Erstens. Die am Tropf von Lobbyisten hängende F.D.P. gibt Ihnen nicht den notwendigen Spielraum. Ich erinnere an die Koalitionsvereinbarung zu Beginn dieser Wahlperiode, in der Sie festgeschrieben
Klaus Kirschner
haben, daß die Budgetierung ausläuft und nicht erneuert wird. Das haben Sie doch dringehabt?
Daß Sie sich zwischenzeitlich mit Ihrem Krankenhausstabilisierungsgesetz, das der Minister gerade gelobt hat, selbst widerlegt haben, möchte ich nur am Rande erwähnen.

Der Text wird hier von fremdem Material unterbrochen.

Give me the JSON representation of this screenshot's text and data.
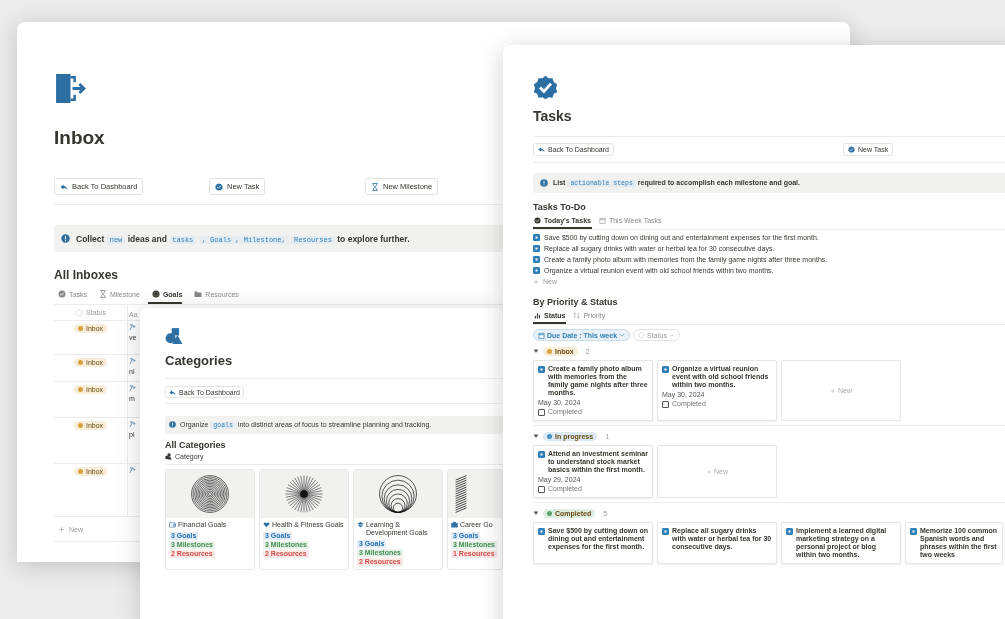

Zweitens. Mit einer Beitragsfestschreibung gefährden Sie ganz bewußt das Leistungs- und Qualitätsniveau der Gesundheitsversorgung. Das ist der Nährboden für den Schritt in ein neues, in ein privatisiertes Krankenversicherungssystem.
Drittens - auch diesen Grund möchte ich deutlich machen und nicht verschweigen -: Es geht der Koalition darum - das ist eine der Haupttriebfedern -, mit einer Beitragssatzsenkung vor dem näherrückenden Wahltermin 1998 Spielraum für eine Rentenanpassung zu schaffen. Das tragen Sie auf dem Rücken der Patientinnen und Patienten aus.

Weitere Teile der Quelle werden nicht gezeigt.